Christian Anfinsen was an American biochemist who advanced molecular biology and protein research. His work illuminated how proteins achieve their three-dimensional structures, a process fundamental to life. A Nobel laureate, he was recognized for his impact on the scientific community.
Christian Anfinsen’s Early Life and Scientific Path
Christian Boehmer Anfinsen Jr. was born on March 26, 1916, in Monessen, Pennsylvania, to Norwegian immigrant parents. His family moved to Philadelphia in the 1920s, where he began his academic journey. Anfinsen attended Swarthmore College on a scholarship, earning a Bachelor of Science degree in chemistry in 1937.
He continued his studies at the University of Pennsylvania, receiving a Master of Science degree in organic chemistry in 1939. A 1939 fellowship from the American-Scandinavian Foundation allowed him to study enzyme structure at the Carlsberg Laboratory in Copenhagen, Denmark, mentored by Kaj Ulrik Linderstrøm-Lang, a scientist known for defining protein structures. World War II prompted his return to the United States in 1940. He pursued doctoral studies at Harvard Medical School, earning his Ph.D. in biochemistry in 1943. Anfinsen remained at Harvard as an instructor and assistant professor until 1950, researching malaria, proteolytic enzymes, and radioactive labeling.
Unraveling Protein Folding The Anfinsen Dogma
Anfinsen addressed a central mystery in biochemistry: how a linear chain of amino acids, known as a polypeptide, folds into a specific, functional three-dimensional structure. He hypothesized that the amino acid sequence itself contained all the necessary information for a protein to spontaneously achieve its correct folded shape.
To test this idea, Anfinsen conducted experiments using bovine pancreatic ribonuclease A (RNase A), an enzyme composed of 124 amino acids and containing four disulfide bonds. He denatured, or unfolded, the enzyme using a combination of urea and beta-mercaptoethanol. Urea disrupted the non-covalent interactions that maintain the protein’s secondary and tertiary structures, while beta-mercaptoethanol broke the disulfide bonds.
After denaturing RNase A, Anfinsen removed both denaturing agents. He observed that the protein spontaneously refolded into its original, biologically active conformation, regaining its enzymatic function. This demonstrated that the protein’s primary amino acid sequence alone was sufficient to dictate its specific three-dimensional structure and function.
This concept became known as the “Anfinsen Dogma” or the thermodynamic hypothesis of protein folding. It posits that the native, functional structure of a protein is the most thermodynamically stable state under a given set of environmental conditions. This means the protein naturally seeks out the lowest energy conformation dictated by its amino acid sequence. Further experiments by Anfinsen reinforced this, showing that if disulfide bonds formed incorrectly, the protein would be scrambled and inactive, but could refold correctly when trace amounts of beta-mercaptoethanol were added, allowing disulfide bonds to rearrange into the most stable configuration.
The Significance of Anfinsen’s Discoveries and the Nobel Prize
The Anfinsen Dogma established a foundational principle of protein structure in biochemistry and molecular biology. This understanding helps comprehend how proteins function and how their misfolding can lead to diseases like Alzheimer’s and Parkinson’s. The ability of proteins to spontaneously fold based on their sequence opened new avenues for research into protein engineering and drug design.
Anfinsen’s work received international recognition.

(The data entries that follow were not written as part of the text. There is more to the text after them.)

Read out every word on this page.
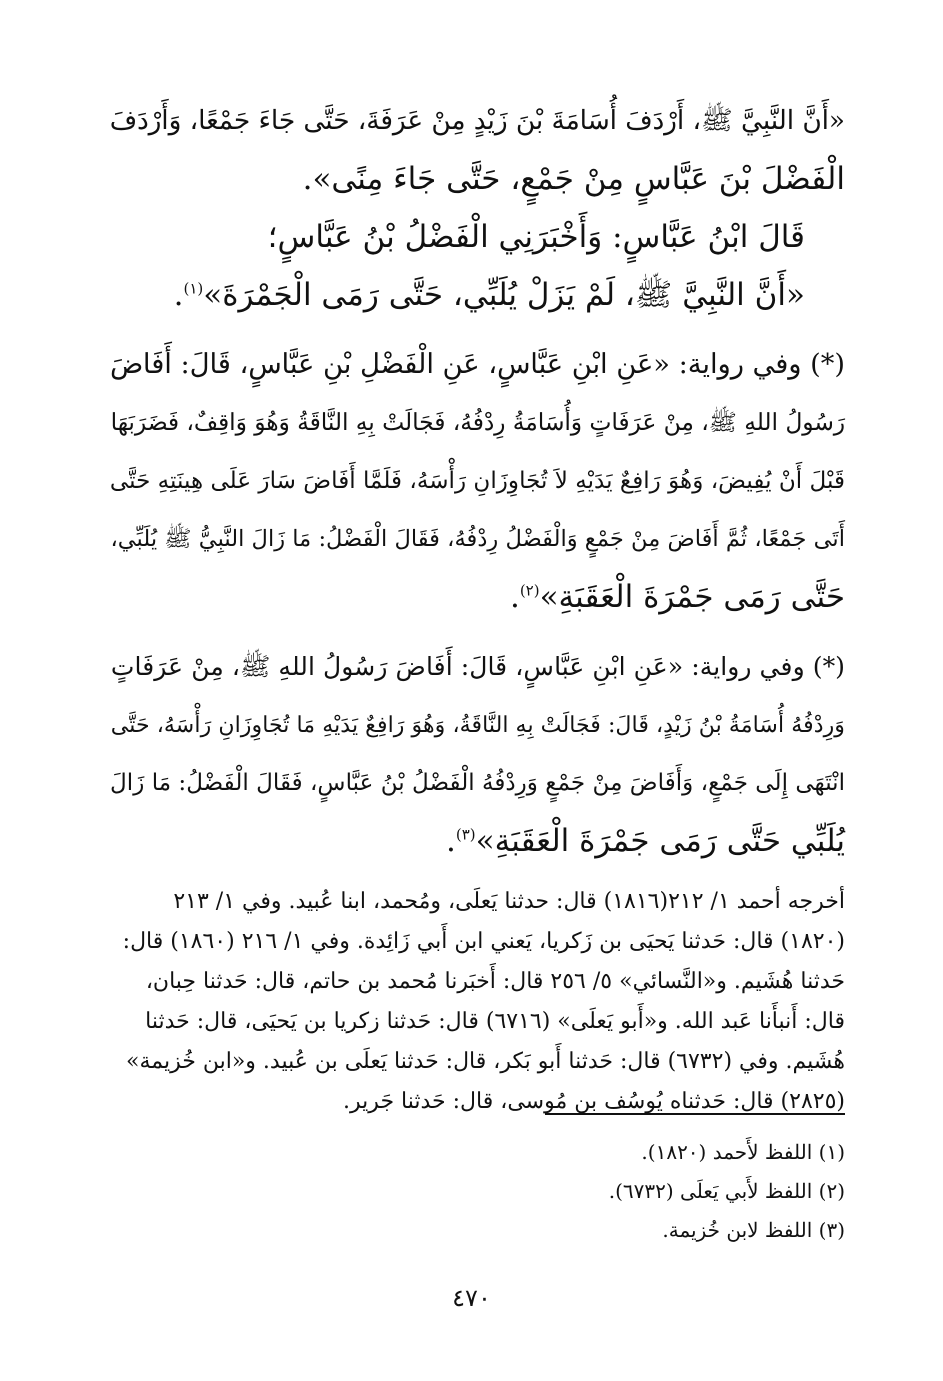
«أَنَّ النَّبِيَّ ﷺ، أَرْدَفَ أُسَامَةَ بْنَ زَيْدٍ مِنْ عَرَفَةَ، حَتَّى جَاءَ جَمْعًا، وَأَرْدَفَ
الْفَضْلَ بْنَ عَبَّاسٍ مِنْ جَمْعٍ، حَتَّى جَاءَ مِنًى».
قَالَ ابْنُ عَبَّاسٍ: وَأَخْبَرَنِي الْفَضْلُ بْنُ عَبَّاسٍ؛
«أَنَّ النَّبِيَّ ﷺ، لَمْ يَزَلْ يُلَبِّي، حَتَّى رَمَى الْجَمْرَةَ»$^{(١)}$.
(*) وفي رواية: «عَنِ ابْنِ عَبَّاسٍ، عَنِ الْفَضْلِ بْنِ عَبَّاسٍ، قَالَ: أَفَاضَ
رَسُولُ اللهِ ﷺ، مِنْ عَرَفَاتٍ وَأُسَامَةُ رِدْفُهُ، فَجَالَتْ بِهِ النَّاقَةُ وَهُوَ وَاقِفٌ، فَضَرَبَهَا
قَبْلَ أَنْ يُفِيضَ، وَهُوَ رَافِعٌ يَدَيْهِ لاَ تُجَاوِزَانِ رَأْسَهُ، فَلَمَّا أَفَاضَ سَارَ عَلَى هِينَتِهِ حَتَّى
أَتَى جَمْعًا، ثُمَّ أَفَاضَ مِنْ جَمْعٍ وَالْفَضْلُ رِدْفُهُ، فَقَالَ الْفَضْلُ: مَا زَالَ النَّبِيُّ ﷺ يُلَبِّي،
حَتَّى رَمَى جَمْرَةَ الْعَقَبَةِ»$^{(٢)}$.
(*) وفي رواية: «عَنِ ابْنِ عَبَّاسٍ، قَالَ: أَفَاضَ رَسُولُ اللهِ ﷺ، مِنْ عَرَفَاتٍ
وَرِدْفُهُ أُسَامَةُ بْنُ زَيْدٍ، قَالَ: فَجَالَتْ بِهِ النَّاقَةُ، وَهُوَ رَافِعٌ يَدَيْهِ مَا تُجَاوِزَانِ رَأْسَهُ، حَتَّى
انْتَهَى إِلَى جَمْعٍ، وَأَفَاضَ مِنْ جَمْعٍ وَرِدْفُهُ الْفَضْلُ بْنُ عَبَّاسٍ، فَقَالَ الْفَضْلُ: مَا زَالَ
يُلَبِّي حَتَّى رَمَى جَمْرَةَ الْعَقَبَةِ»$^{(٣)}$.
أخرجه أحمد ١/ ٢١٢(١٨١٦) قال: حدثنا يَعلَى، ومُحمد، ابنا عُبيد. وفي ١/ ٢١٣
(١٨٢٠) قال: حَدثنا يَحيَى بن زَكريا، يَعني ابن أَبي زَائِدة. وفي ١/ ٢١٦ (١٨٦٠) قال:
حَدثنا هُشَيم. و«النَّسائي» ٥/ ٢٥٦ قال: أَخبَرنا مُحمد بن حاتم، قال: حَدثنا حِبان،
قال: أَنبأَنا عَبد الله. و«أَبو يَعلَى» (٦٧١٦) قال: حَدثنا زكريا بن يَحيَى، قال: حَدثنا
هُشَيم. وفي (٦٧٣٢) قال: حَدثنا أَبو بَكر، قال: حَدثنا يَعلَى بن عُبيد. و«ابن خُزيمة»
(٢٨٢٥) قال: حَدثناه يُوسُف بن مُوسى، قال: حَدثنا جَرير.
(١) اللفظ لأَحمد (١٨٢٠).
(٢) اللفظ لأَبي يَعلَى (٦٧٣٢).
(٣) اللفظ لابن خُزيمة.
٤٧٠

In 1972, he was awarded the Nobel Prize in Chemistry. He shared the prize with Stanford Moore and William H. Stein of Rockefeller University. Their collective contributions focused on ribonuclease, with Anfinsen recognized for his work on the connection between the amino acid sequence and the biologically active conformation.
Moore and Stein were honored for their contributions to understanding ribonuclease’s chemical structure and catalytic activity. While Anfinsen elucidated protein folding, Moore and Stein detailed the enzyme’s amino acid sequence and identified specific amino acids involved in its catalytic function. Together, their research provided a comprehensive picture of ribonuclease, from its linear sequence to its functional three-dimensional form.
Beyond Protein Folding Anfinsen’s Wider Scientific Contributions
Beyond his Nobel-recognized research, Christian Anfinsen held significant leadership roles. In 1950, he joined the National Institutes of Health (NIH) in Bethesda, Maryland, becoming Chief of the Laboratory of Cellular Physiology and Metabolism. He later headed the Laboratory of Chemical Biology at the National Institute of Arthritis, Metabolism, and Digestive Diseases from 1963 to 1982.
Anfinsen also authored the book, “The Molecular Basis of Evolution,” published in 1959. This work explored the relationship between protein chemistry, genetics, and evolutionary theory, highlighting how macromolecular structure information could be used in evolutionary analysis.
His intellectual breadth extended to humanitarian efforts, as he actively promoted human rights for scientists globally.